Thursday, October 6, 2011

Nagasaki Peace Park and Atomic Bomb Museum

After a few very busy months of helping repair ships stationed here in Sasebo, Josh was able to take a few days off at the end of September to do some fun things with the family. The girls and I had been a few places without him  and enjoyed visiting those places, but it was time to get Josh in on the fun. After he scheduled his leave, I asked him where he'd like to go. Immediately he said he wanted to go to Nagasaki and see the Atomic Bomb Museum and the Peace Park. Luckily for us, Travel and Tours had a trip to Nagasaki the week he had leave. I have to say that I was very happy to have a tour guide and a bus that drove me to the places I needed to go and that I didn't have to try and navigate my way around Nagasaki. The bus tour was a great experience and we will do it again for sure..
 Now on to the topic of this post...
   Our first stop was the Nagasaki Peace Park. I wasn't sure what to expect, since I didn't ever pay attention to my history teacher in high school, which is undoubtedly where I should have learned all about this.  Anyway.. off I go rambling again..

This statue was donated to the city of Nagasaki as an appeal for world peace and a prayer that something like the atomic bombing would never happen again. The elevated right hand points to the threat of nuclear war, while the out stretched hand symbolizes tranquility and world peace..The folded right leg symbolizes quiet meditation and the left leg is ready for action in assisting humanity.
This was such a magnificent sculpture and the entire park as so quiet and tranquil. The day was nice, warm and the wind was calm. I was pleased that I got to snap this reflection of the statue in the water below..

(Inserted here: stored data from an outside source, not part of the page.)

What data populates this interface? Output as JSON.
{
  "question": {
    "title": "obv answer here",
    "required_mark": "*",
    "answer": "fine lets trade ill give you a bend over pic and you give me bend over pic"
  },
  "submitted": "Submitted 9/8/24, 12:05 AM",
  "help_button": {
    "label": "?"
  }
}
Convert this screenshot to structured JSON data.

This next photo was taken by Elliot. Both girls were very interested in all of these paper cranes and wanted to know what they were for and why they were on both sides of the statue. 

We later learned, that these tiny cranes made from origami paper, are believed to bring good luck to whom ever folds 1,000 cranes.  Many children who were dying from the atomic bombing, folded cranes in hopes that if they folded 1,000, they would have healing before death.  The girls thought that was really sad and Elliot just couldn't get over the idea of children dying.

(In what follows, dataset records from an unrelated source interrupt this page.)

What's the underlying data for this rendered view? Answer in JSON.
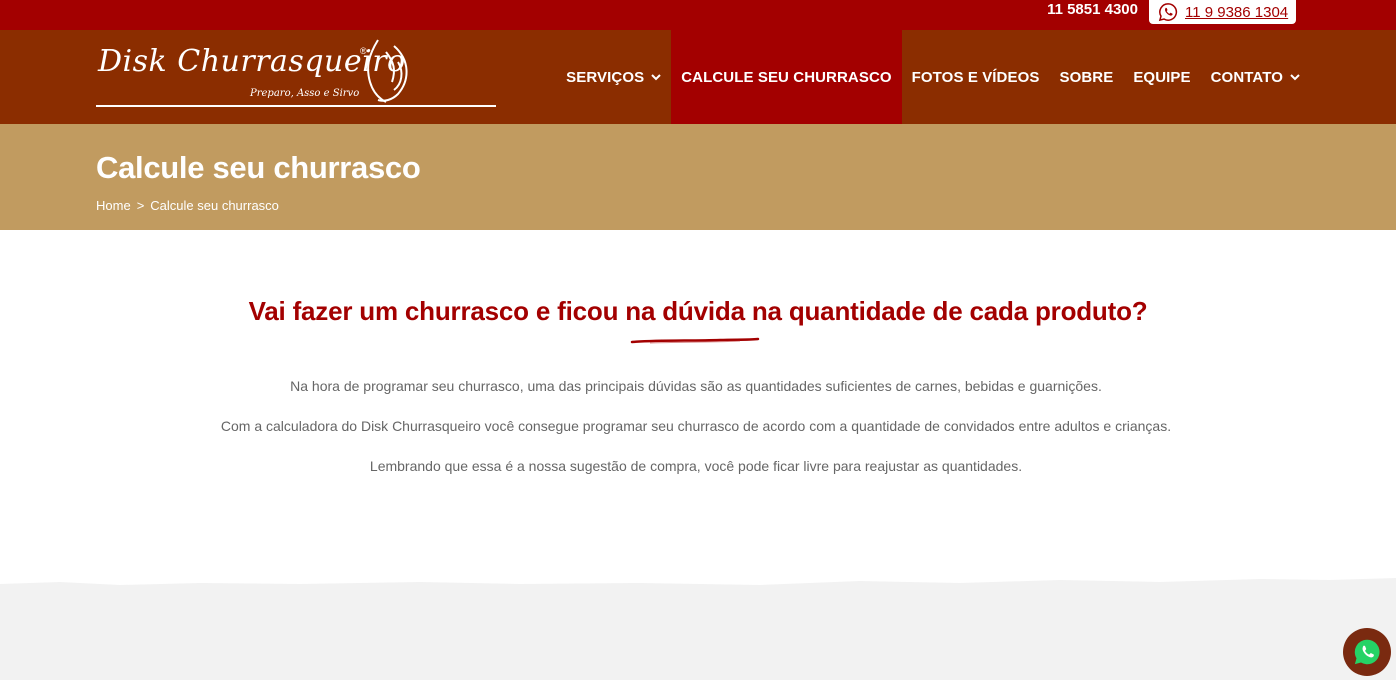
{
  "topbar": {
    "phone": "11 5851 4300",
    "whatsapp": "11 9 9386 1304"
  },
  "logo": {
    "name": "Disk Churrasqueiro",
    "registered": "®",
    "tagline": "Preparo, Asso e Sirvo"
  },
  "nav": {
    "items": [
      {
        "label": "SERVIÇOS",
        "has_dropdown": true
      },
      {
        "label": "CALCULE SEU CHURRASCO",
        "active": true
      },
      {
        "label": "FOTOS E VÍDEOS"
      },
      {
        "label": "SOBRE"
      },
      {
        "label": "EQUIPE"
      },
      {
        "label": "CONTATO",
        "has_dropdown": true
      }
    ]
  },
  "banner": {
    "title": "Calcule seu churrasco",
    "breadcrumb": [
      "Home",
      ">",
      "Calcule seu churrasco"
    ]
  },
  "content": {
    "headline": "Vai fazer um churrasco e ficou na dúvida na quantidade de cada produto?",
    "paragraphs": [
      "Na hora de programar seu churrasco, uma das principais dúvidas são as quantidades suficientes de carnes, bebidas e guarnições.",
      "Com a calculadora do Disk Churrasqueiro você consegue programar seu churrasco de acordo com a quantidade de convidados entre adultos e crianças.",
      "Lembrando que essa é a nossa sugestão de compra, você pode ficar livre para reajustar as quantidades."
    ]
  },
  "icons": {
    "whatsapp": "whatsapp-icon",
    "chevron": "chevron-down-icon",
    "flame": "flame-icon"
  },
  "colors": {
    "top_bar": "#a30000",
    "header": "#8b2d00",
    "nav_active": "#a30000",
    "banner": "#c19b60",
    "headline": "#a30000",
    "body_text": "#666666",
    "bottom_band": "#f2f2f2"
  }
}
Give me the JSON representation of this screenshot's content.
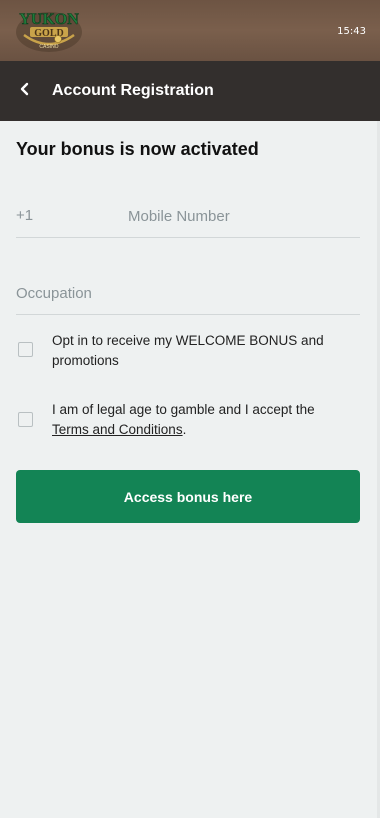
{
  "status_bar": {
    "time": "15:43",
    "logo_alt": "Yukon Gold Casino"
  },
  "header": {
    "back_icon": "chevron-left-icon",
    "title": "Account Registration"
  },
  "main": {
    "bonus_title": "Your bonus is now activated",
    "phone": {
      "prefix": "+1",
      "placeholder": "Mobile Number",
      "value": ""
    },
    "occupation": {
      "placeholder": "Occupation",
      "value": ""
    },
    "opt_in": {
      "checked": false,
      "label": "Opt in to receive my WELCOME BONUS and promotions"
    },
    "legal": {
      "checked": false,
      "label_before": "I am of legal age to gamble and I accept the ",
      "link_text": "Terms and Conditions",
      "label_after": "."
    },
    "cta_label": "Access bonus here"
  },
  "colors": {
    "topbar": "#6d5443",
    "header": "#332f2d",
    "background": "#eef1f1",
    "cta": "#138455",
    "logo_green": "#1f7a3a",
    "logo_gold": "#c9a34a"
  }
}
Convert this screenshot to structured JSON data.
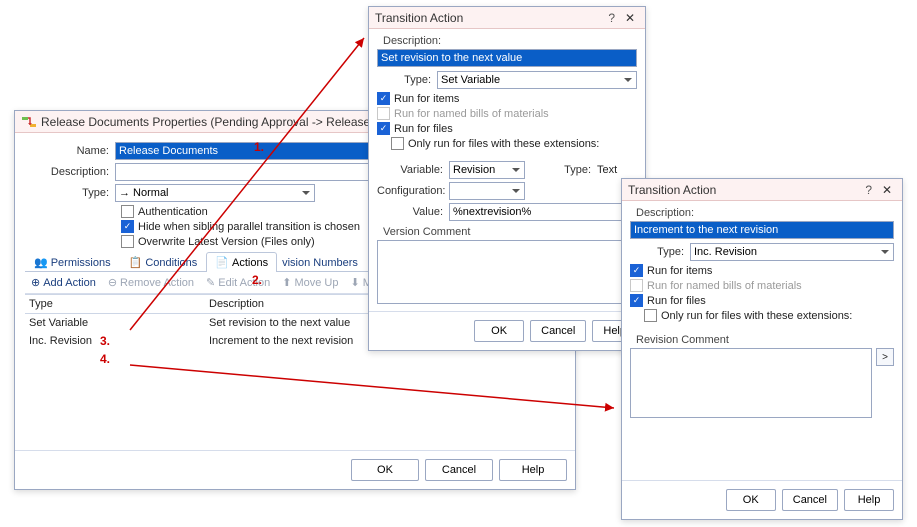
{
  "main": {
    "title": "Release Documents Properties (Pending Approval -> Released for Produ",
    "name_label": "Name:",
    "name_value": "Release Documents",
    "desc_label": "Description:",
    "desc_value": "",
    "type_label": "Type:",
    "type_value": "→ Normal",
    "chk_auth": "Authentication",
    "chk_hide": "Hide when sibling parallel transition is chosen",
    "chk_overwrite": "Overwrite Latest Version (Files only)",
    "tabs": {
      "permissions": "Permissions",
      "conditions": "Conditions",
      "actions": "Actions",
      "revision_numbers": "vision Numbers",
      "notifications": "Nc"
    },
    "toolbar": {
      "add": "Add Action",
      "remove": "Remove Action",
      "edit": "Edit Action",
      "moveup": "Move Up",
      "movedown": "Mc"
    },
    "grid": {
      "col_type": "Type",
      "col_desc": "Description",
      "rows": [
        {
          "type": "Set Variable",
          "desc": "Set revision to the next value"
        },
        {
          "type": "Inc. Revision",
          "desc": "Increment to the next revision"
        }
      ]
    },
    "buttons": {
      "ok": "OK",
      "cancel": "Cancel",
      "help": "Help"
    }
  },
  "dlg_top": {
    "title": "Transition Action",
    "desc_label": "Description:",
    "desc_value": "Set revision to the next value",
    "type_label": "Type:",
    "type_value": "Set Variable",
    "chk_items": "Run for items",
    "chk_boms": "Run for named bills of materials",
    "chk_files": "Run for files",
    "chk_ext": "Only run for files with these extensions:",
    "var_label": "Variable:",
    "var_value": "Revision",
    "vtype_label": "Type:",
    "vtype_value": "Text",
    "config_label": "Configuration:",
    "config_value": "",
    "value_label": "Value:",
    "value_value": "%nextrevision%",
    "vcomment_label": "Version Comment",
    "buttons": {
      "ok": "OK",
      "cancel": "Cancel",
      "help": "Help"
    }
  },
  "dlg_right": {
    "title": "Transition Action",
    "desc_label": "Description:",
    "desc_value": "Increment to the next revision",
    "type_label": "Type:",
    "type_value": "Inc. Revision",
    "chk_items": "Run for items",
    "chk_boms": "Run for named bills of materials",
    "chk_files": "Run for files",
    "chk_ext": "Only run for files with these extensions:",
    "rcomment_label": "Revision Comment",
    "buttons": {
      "ok": "OK",
      "cancel": "Cancel",
      "help": "Help"
    }
  },
  "annotations": {
    "a1": "1.",
    "a2": "2.",
    "a3": "3.",
    "a4": "4."
  }
}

Further on down through the park, we found the Fountain of Peace...

 It gave me chills when I read that it was created so that there would be no more thirst for  those who died begging for water. Of course I don't believe those people are still feeling thirst or pain, but it was chilling to think about. The water sprays up in the shape of angel wings, to symbolize the people who died and are now angels.
Josh got this great view all the way through the park back to the statue..

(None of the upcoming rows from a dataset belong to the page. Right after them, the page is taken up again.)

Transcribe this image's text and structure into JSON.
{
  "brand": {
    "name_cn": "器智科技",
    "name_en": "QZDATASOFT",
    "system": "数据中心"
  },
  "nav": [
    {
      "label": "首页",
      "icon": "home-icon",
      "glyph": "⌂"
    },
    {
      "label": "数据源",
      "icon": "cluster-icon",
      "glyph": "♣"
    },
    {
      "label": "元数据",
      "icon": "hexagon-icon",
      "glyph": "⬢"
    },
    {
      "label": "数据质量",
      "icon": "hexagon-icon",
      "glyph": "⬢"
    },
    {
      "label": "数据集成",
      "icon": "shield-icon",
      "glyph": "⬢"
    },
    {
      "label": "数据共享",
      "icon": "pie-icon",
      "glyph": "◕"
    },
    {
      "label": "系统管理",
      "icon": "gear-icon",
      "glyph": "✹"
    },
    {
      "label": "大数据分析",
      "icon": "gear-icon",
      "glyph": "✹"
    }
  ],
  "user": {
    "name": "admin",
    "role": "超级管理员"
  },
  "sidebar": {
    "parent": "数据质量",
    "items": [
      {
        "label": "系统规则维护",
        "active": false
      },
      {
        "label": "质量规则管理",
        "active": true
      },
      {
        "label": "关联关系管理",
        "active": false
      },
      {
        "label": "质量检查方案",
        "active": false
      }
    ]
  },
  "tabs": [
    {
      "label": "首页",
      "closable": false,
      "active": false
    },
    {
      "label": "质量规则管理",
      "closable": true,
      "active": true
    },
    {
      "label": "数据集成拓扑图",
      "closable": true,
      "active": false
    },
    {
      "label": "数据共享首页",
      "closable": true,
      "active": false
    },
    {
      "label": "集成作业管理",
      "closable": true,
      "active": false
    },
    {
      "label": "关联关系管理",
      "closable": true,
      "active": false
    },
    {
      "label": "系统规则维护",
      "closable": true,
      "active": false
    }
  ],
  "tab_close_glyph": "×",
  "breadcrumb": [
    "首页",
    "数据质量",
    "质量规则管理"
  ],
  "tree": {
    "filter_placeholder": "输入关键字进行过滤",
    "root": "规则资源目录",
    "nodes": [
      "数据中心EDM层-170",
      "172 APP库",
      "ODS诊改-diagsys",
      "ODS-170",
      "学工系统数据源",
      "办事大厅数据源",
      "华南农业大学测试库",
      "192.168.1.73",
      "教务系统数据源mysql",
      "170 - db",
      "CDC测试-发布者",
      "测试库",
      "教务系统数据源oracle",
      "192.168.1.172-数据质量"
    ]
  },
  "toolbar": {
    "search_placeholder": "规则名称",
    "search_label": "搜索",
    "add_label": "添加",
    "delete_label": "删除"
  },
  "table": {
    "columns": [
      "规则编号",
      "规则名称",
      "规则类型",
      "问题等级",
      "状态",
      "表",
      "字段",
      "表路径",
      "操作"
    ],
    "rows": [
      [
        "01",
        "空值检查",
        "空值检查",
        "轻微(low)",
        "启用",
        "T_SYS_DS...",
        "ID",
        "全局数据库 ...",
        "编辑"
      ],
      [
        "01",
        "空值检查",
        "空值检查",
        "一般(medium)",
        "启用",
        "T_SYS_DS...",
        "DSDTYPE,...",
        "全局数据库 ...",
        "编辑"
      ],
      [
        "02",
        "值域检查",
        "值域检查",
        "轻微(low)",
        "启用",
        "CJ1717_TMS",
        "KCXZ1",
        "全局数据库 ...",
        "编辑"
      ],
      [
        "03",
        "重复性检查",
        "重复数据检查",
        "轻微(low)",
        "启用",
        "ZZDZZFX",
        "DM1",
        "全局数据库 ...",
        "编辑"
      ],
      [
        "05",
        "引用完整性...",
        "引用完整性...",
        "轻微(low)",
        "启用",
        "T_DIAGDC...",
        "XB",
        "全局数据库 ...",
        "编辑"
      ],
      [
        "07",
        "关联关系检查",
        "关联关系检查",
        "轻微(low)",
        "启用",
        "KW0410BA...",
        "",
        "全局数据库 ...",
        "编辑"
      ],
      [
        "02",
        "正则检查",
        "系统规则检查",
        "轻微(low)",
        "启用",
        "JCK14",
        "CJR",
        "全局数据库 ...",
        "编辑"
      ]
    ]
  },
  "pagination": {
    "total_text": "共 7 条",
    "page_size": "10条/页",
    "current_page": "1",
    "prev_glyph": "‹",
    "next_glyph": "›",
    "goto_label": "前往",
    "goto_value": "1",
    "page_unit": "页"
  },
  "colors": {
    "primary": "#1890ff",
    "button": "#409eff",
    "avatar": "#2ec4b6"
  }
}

After the Peace Park, we walked toward the Atomic Bomb Museum. On our walk to the museum, we came upon the "ground zero" of sorts. This monument marked the exact spot that the atomic bomb made  impact. It was absolutely amazing to me, that I was standing in the very spot that this bomb came crashing down, destroyed an entire city and killed so many people.

The close up view of the memorial. People have left water bottles to cure the thirst of the people who were begging for water before they died and offering of flowers sympolizing peace. The black box under the flowers and water symbolized a coffin for everyone who died.

This blew me away too. I understand that this atomic bomb was large and impacted a huge city in a horrible way, but when I see that the ground level was where the blue and white arrow is and realize that after the bomb exploded the ground level is down where that river is, it's a very powerful photo.

Below is a replica of the atomic bomb..

       Once we entered the museum we saw some very interesting and very sad things. We saw pictures of severely injured people and burned children. I tried to sheild Elliot from this area, as I thought she was a little too young to see those images. However, she asked me if she could see them, so I took her back and looked at them with her. After she looked at a few photos and I read her the captions, she whispered to me and said, " Mommy, this is so mean! Why would people hurt people like this?" So I explained in 6 year old terms what had happend with Pearl Harbor and Hiroshima. I don't know she she fully understands it still, but she has an idea. 

The picture above is a story told by a young girl who's sister was trapped under a fallen house and her mother's heroic attempt to save her. It brought tears to my eyes to think of how scared they must have been and how awful it was to lose so many people they loved.

    These next three pictures were taken on top of Mt. Inasa, which overlooks Nagasaki City. The view was amazingly beautiul and also very humbling. When I look at how expansive this city is and realize that everything inside of the moutain I was standing on and the mountains on the other side of the city were completely decimated, I am floored.  I am astounded at the massive power one bomb twice the height of my husband had, the devistation it created and the loss of life it caused.

I may have ignored my history teacher when I was in highschool, but I can't ignore history now. I hope one day when our girls are older and start learning about Pearl Harbor, Nagasaki and Hiroshima, that they look back on this trip and can share their feelings, experiences in Japan and photos we've taken with their classmates. 

1 comment:

  1. What an amazing opportunity to see/experience this. Thanks for sharing it. I can't fully comprehend the magnitude of that event either.